Par Anthony Palou 

Publié le 20 juin 2022

En attendant Godot, mis en scène par Alain Françon aux Nuits de Fourvière.

CRITIQUE – Aux Nuits de Fourvière, le metteur en scène a présenté une version magique de la célèbre pièce de Samuel Beckett.

Envoyé spécial à Lyon

Depuis le temps qu’on attendait le Godot d’Alain Françon! Eh bien, le voilà. Il a été présenté pour la première fois jeudi dernier sous les étoiles lors des Nuits de Fourvière, au théâtre Odéon. Alain Françon avait déjà monté du Beckett. Fin de partie et La Dernière Bande. C’était au siècle dernier. À Lyon donc, dans cette arène romaine, dans ce demi-cercle aux couleurs bleutées, il n’y a rien ou presque. Sur la droite, un arbre mort (peut-être) – «un arbuste»? comme se demande Vladimir; «un arbrisseau»? se dit ­Estragon -, sur la gauche une pierre. Au fond, une toile grise, blanche abstraite représentant une sorte d’infini fini. Comme toujours chez Françon, le décor est planté afin de faire valoir les mots et la silhouette des acteurs.

Arrive, claudiquant, Estragon. Le ­vagabond semble tout droit sorti d’un film de Chaplin. Il est interprété par André Marcon bientôt rejoint, braguette ouverte, par Gilles Privat dans les oripeaux de Vladimir. Lui, il sortirait plutôt d’un Buster Keaton. Estragon et Vladimir ou Gogo et Didi, deux pauvres noix, deux clowns. Le premier serait plutôt l’auguste, le second le clown blanc. Ils ont le teint blafard, verdâtre et la démarche mal assurée. Est-ce eux qui titubent où est-ce le monde sous leurs pieds qui se dérobe ? Disons un peu des deux. Chez Beckett, il n’y a pas de franche réponse et c’est mieux, moins pire comme ça.

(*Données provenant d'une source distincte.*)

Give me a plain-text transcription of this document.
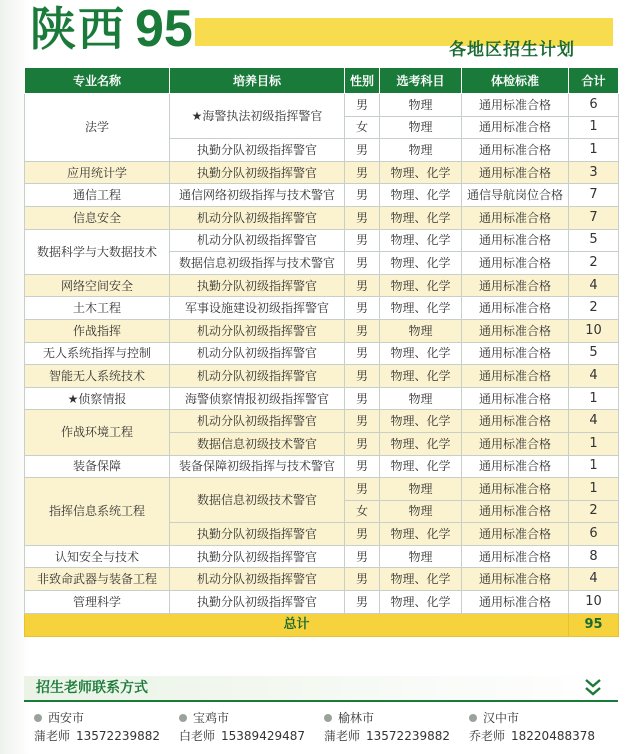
陕西 95	各地区招生计划
专业名称	培养目标	性别	选考科目	体检标准	合计
法学	★海警执法初级指挥警官	男	物理	通用标准合格	6
		女	物理	通用标准合格	1
	执勤分队初级指挥警官	男	物理	通用标准合格	1
应用统计学	执勤分队初级指挥警官	男	物理、化学	通用标准合格	3
通信工程	通信网络初级指挥与技术警官	男	物理、化学	通信导航岗位合格	7
信息安全	机动分队初级指挥警官	男	物理、化学	通用标准合格	7
数据科学与大数据技术	机动分队初级指挥警官	男	物理、化学	通用标准合格	5
	数据信息初级指挥与技术警官	男	物理、化学	通用标准合格	2
网络空间安全	执勤分队初级指挥警官	男	物理、化学	通用标准合格	4
土木工程	军事设施建设初级指挥警官	男	物理、化学	通用标准合格	2
作战指挥	机动分队初级指挥警官	男	物理	通用标准合格	10
无人系统指挥与控制	机动分队初级指挥警官	男	物理、化学	通用标准合格	5
智能无人系统技术	机动分队初级指挥警官	男	物理、化学	通用标准合格	4
★侦察情报	海警侦察情报初级指挥警官	男	物理	通用标准合格	1
作战环境工程	机动分队初级指挥警官	男	物理、化学	通用标准合格	4
	数据信息初级技术警官	男	物理、化学	通用标准合格	1
装备保障	装备保障初级指挥与技术警官	男	物理、化学	通用标准合格	1
指挥信息系统工程	数据信息初级技术警官	男	物理	通用标准合格	1
		女	物理	通用标准合格	2
	执勤分队初级指挥警官	男	物理、化学	通用标准合格	6
认知安全与技术	执勤分队初级指挥警官	男	物理	通用标准合格	8
非致命武器与装备工程	机动分队初级指挥警官	男	物理、化学	通用标准合格	4
管理科学	执勤分队初级指挥警官	男	物理、化学	通用标准合格	10
总计					95
招生老师联系方式
西安市
蒲老师 13572239882
宝鸡市
白老师 15389429487
榆林市
蒲老师 13572239882
汉中市
乔老师 18220488378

Les deux acteurs forment un duo de haute tenue et on prend le pari que leur interprétation respective restera dans les annales. Quand débarquent Pozzo et Lucky, les spectateurs ne sont pas déçus. Pozzo est vêtu comme un hobereau à la ramasse. Il tient en laisse, pardon, en corde Lucky, le fourbu et efflanqué Lucky qui ne tient presque plus sur ses guibolles. Sous le chapeau de Pozzo, on reconnaît Philippe Duquesne. Sous celui de Lucky, Éric Berger. Il a bien changé depuis son rôle de Tanguy dans le film d’Étienne Chatiliez. Il n’est pas besoin de raconter l’histoire de Godot. Il n’y en a pas. Le sujet ? L’attente, l’ennui, la fatigue, l’angoisse. Une sorte de drame réaliste – si, si ! – dans lequel les personnages, des êtres déchirés, comme séparés d’eux-mêmes, tenteraient juste d’exister. Rien n’arrive. Rien n’arrivera jamais. Ni Godot, ni autre chose.

Redoutables sentences

Jouer du Beckett est un exercice qui demande bien des efforts. Le metteur en scène Alain Françon le sait ô combien, lui le grand directeur d’acteurs. Il a sûrement dû demander aux merveilleux comédiens un profond stoïcisme et de la bonté. On ressent une sorte de frisson à la fin de ce spectacle à la délicate magie. Lorsque monte la pleine lune, nous savons très bien que nos pauvres ères attendront demain et après-demain, encore et encore, Godot qui, bien entendu, n’est ni Dieu, ni chair.

Cette pièce est minée de redoutables sentences. En voici quelques-unes: «J’ai tiré ma roulure de vie au milieu des sables! Et tu veux que j’y voie des nuances?»«L’habitude est une grande sourdine»«Nous naissons tous fous. Quelques-uns le demeurent»«On n’ose même plus rire». Une dernière pour la route: «Les gens sont des cons.» «Rien n’est plus grotesque que le tragique» comme disait Sam.

 En attendant Godot, du 17 au 29 janvier 2023 au Théâtre de Carouge (Genève). Du 3 février au 8 avril 2023 à la Scala (Paris 10e).